This guide covers a number of types of e-signatures that have different legal relevancy and uses the following terms throughout.
Electronic signature or e-signature, which covers all technologies and digital solutions that enable businesses and individual persons to create electronic signatures, including putting the image of a handwritten signature on a document, signing with pin codes, signing via ticking a checkbox, typing the name on an electronic document, or signing with an e-signature certification issued by a trusted service provider. As a high-level definition, an electronic signature is electronic data which is attached to or logically associated with other electronic data and which the signatory uses to sign.
In comparison with an electronic signature, a digital signature is technology that uses algorithms and encryption-decryption methods to detect unauthorised modifications to data and to authenticate the identity of the signatory (electronic identification). Digital signatures use PKI to verify the identity of a signatory. PKI uses two keys, one public and one private, for unique identification. Both the sender and recipient must have a digital certificate from a certificate authority.
Simple/standard electronic signature (SES), which means electronic data that is used by the signatory to sign and is attached to or logically associated with other electronic data, e.g. if a person attached his/her signature panel or name to the end of an email or simply typed his/her name at the end of a Word document. A SES does not verify the issuer’s personal identity or the integrity of the text, i.e. it cannot be guaranteed that the text has not been changed.
Advanced electronic signature (AES), which is a special type of digital signature that it is uniquely linked to, and capable of identifying, the signatory.
Qualified electronic signature (QES), which is a special type of AES digital signature that is created by a qualified electronic signature creation device and is based on a qualified certificate for electronic signatures. A QES and related qualified certificate can only be issued by a qualified trust service provider, which is designated by a supervisory body in each country.
Electronic time stamp, which is a digital data that certifies the date an electronic signature was created.
The eIDAS Regulation: Regulation (EU) No. 910/2014 of the European Parliament and of the Council of 23 July 2014 on electronic identification and trust services for electronic transactions in the internal market and repealing Directive 1999/93/EC, which applies directly in each EU country in the CEE region (Bulgaria, Croatia, the Czech Republic, Hungary, Poland, Romania, Slovakia and Slovenia).

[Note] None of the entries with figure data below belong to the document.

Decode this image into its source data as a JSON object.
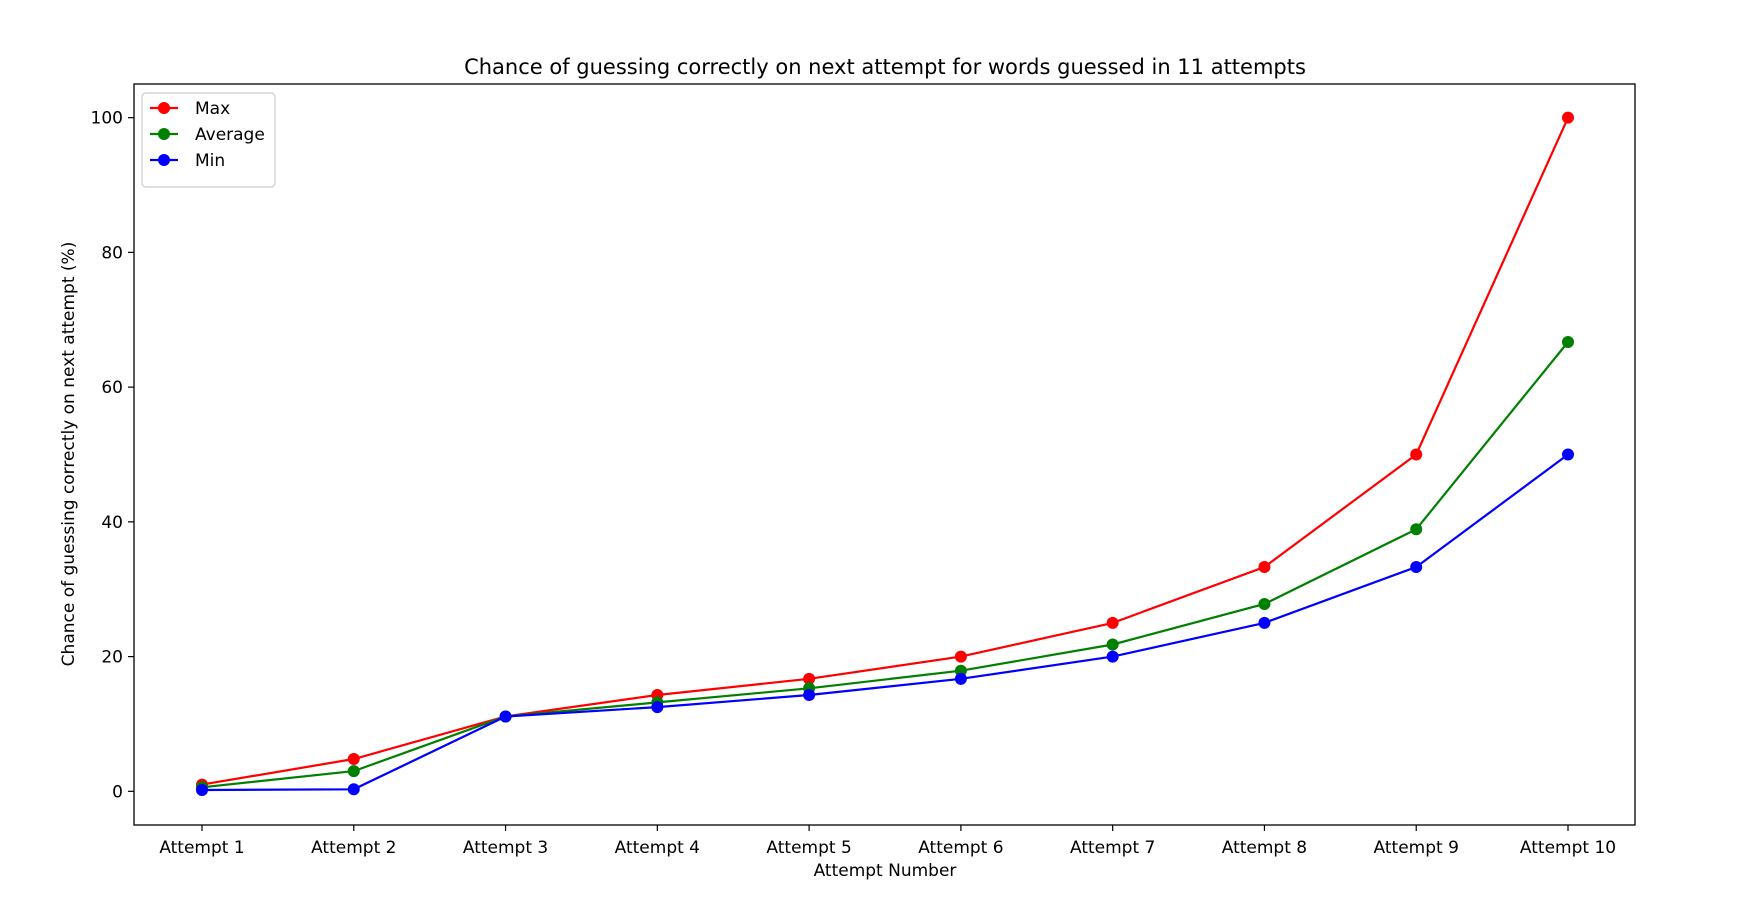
{
  "chart_data": {
    "type": "line",
    "title": "Chance of guessing correctly on next attempt for words guessed in 11 attempts",
    "xlabel": "Attempt Number",
    "ylabel": "Chance of guessing correctly on next attempt (%)",
    "categories": [
      "Attempt 1",
      "Attempt 2",
      "Attempt 3",
      "Attempt 4",
      "Attempt 5",
      "Attempt 6",
      "Attempt 7",
      "Attempt 8",
      "Attempt 9",
      "Attempt 10"
    ],
    "ylim": [
      -5,
      105
    ],
    "yticks": [
      0,
      20,
      40,
      60,
      80,
      100
    ],
    "grid": false,
    "legend_position": "top-left",
    "series": [
      {
        "name": "Max",
        "color": "#ff0000",
        "marker": "circle",
        "values": [
          1.0,
          4.8,
          11.1,
          14.3,
          16.7,
          20.0,
          25.0,
          33.3,
          50.0,
          100.0
        ]
      },
      {
        "name": "Average",
        "color": "#008000",
        "marker": "circle",
        "values": [
          0.6,
          3.0,
          11.1,
          13.2,
          15.3,
          17.9,
          21.8,
          27.8,
          38.9,
          66.7
        ]
      },
      {
        "name": "Min",
        "color": "#0000ff",
        "marker": "circle",
        "values": [
          0.2,
          0.3,
          11.1,
          12.5,
          14.3,
          16.7,
          20.0,
          25.0,
          33.3,
          50.0
        ]
      }
    ]
  }
}
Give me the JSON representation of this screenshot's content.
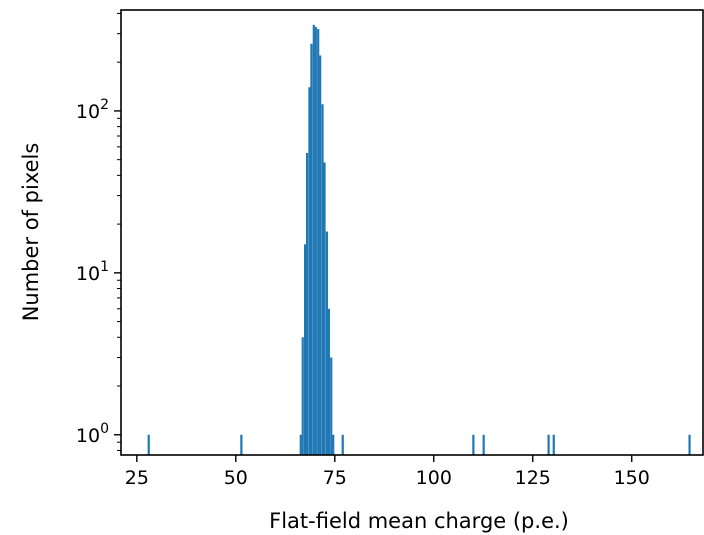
{
  "chart_data": {
    "type": "bar",
    "subtype": "histogram",
    "title": "",
    "xlabel": "Flat-field mean charge (p.e.)",
    "ylabel": "Number of pixels",
    "xlim": [
      21,
      168
    ],
    "ylim": [
      0.75,
      420
    ],
    "yscale": "log",
    "grid": false,
    "legend": "none",
    "bar_color": "#1f77b4",
    "bin_width": 0.55,
    "x_ticks": [
      {
        "value": 25,
        "label": "25"
      },
      {
        "value": 50,
        "label": "50"
      },
      {
        "value": 75,
        "label": "75"
      },
      {
        "value": 100,
        "label": "100"
      },
      {
        "value": 125,
        "label": "125"
      },
      {
        "value": 150,
        "label": "150"
      }
    ],
    "y_ticks": [
      {
        "value": 1,
        "base": "10",
        "exp": "0"
      },
      {
        "value": 10,
        "base": "10",
        "exp": "1"
      },
      {
        "value": 100,
        "base": "10",
        "exp": "2"
      }
    ],
    "bins": [
      {
        "x": 28.0,
        "count": 1
      },
      {
        "x": 51.4,
        "count": 1
      },
      {
        "x": 66.4,
        "count": 1
      },
      {
        "x": 66.9,
        "count": 4
      },
      {
        "x": 67.5,
        "count": 15
      },
      {
        "x": 68.0,
        "count": 55
      },
      {
        "x": 68.6,
        "count": 140
      },
      {
        "x": 69.1,
        "count": 260
      },
      {
        "x": 69.7,
        "count": 340
      },
      {
        "x": 70.2,
        "count": 330
      },
      {
        "x": 70.8,
        "count": 320
      },
      {
        "x": 71.3,
        "count": 220
      },
      {
        "x": 71.9,
        "count": 110
      },
      {
        "x": 72.4,
        "count": 48
      },
      {
        "x": 73.0,
        "count": 18
      },
      {
        "x": 73.5,
        "count": 6
      },
      {
        "x": 74.1,
        "count": 3
      },
      {
        "x": 74.6,
        "count": 1
      },
      {
        "x": 77.0,
        "count": 1
      },
      {
        "x": 110.0,
        "count": 1
      },
      {
        "x": 112.6,
        "count": 1
      },
      {
        "x": 129.0,
        "count": 1
      },
      {
        "x": 130.3,
        "count": 1
      },
      {
        "x": 164.6,
        "count": 1
      }
    ]
  }
}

It should be noted that on the basis of the eIDAS Regulation, in EU member states an electronic signature cannot be denied legal effect and admissibility as evidence in legal proceedings solely on the grounds that it is in an electronic form or that it does not meet the requirements for qualified electronic signatures. Furthermore, the eIDAS Regulation stipulates that a qualified electronic signature will have the equivalent legal effect of a handwritten (wet-ink) signature, and a qualified electronic signature based on a qualified certificate issued in one EU member state will be recognised as a qualified electronic signature in all other member states.
However, it varies from country by country whether other types of electronic signature, e.g. an AES or SES, are accepted as having the equivalent legal effect of a handwritten, wet-ink signature.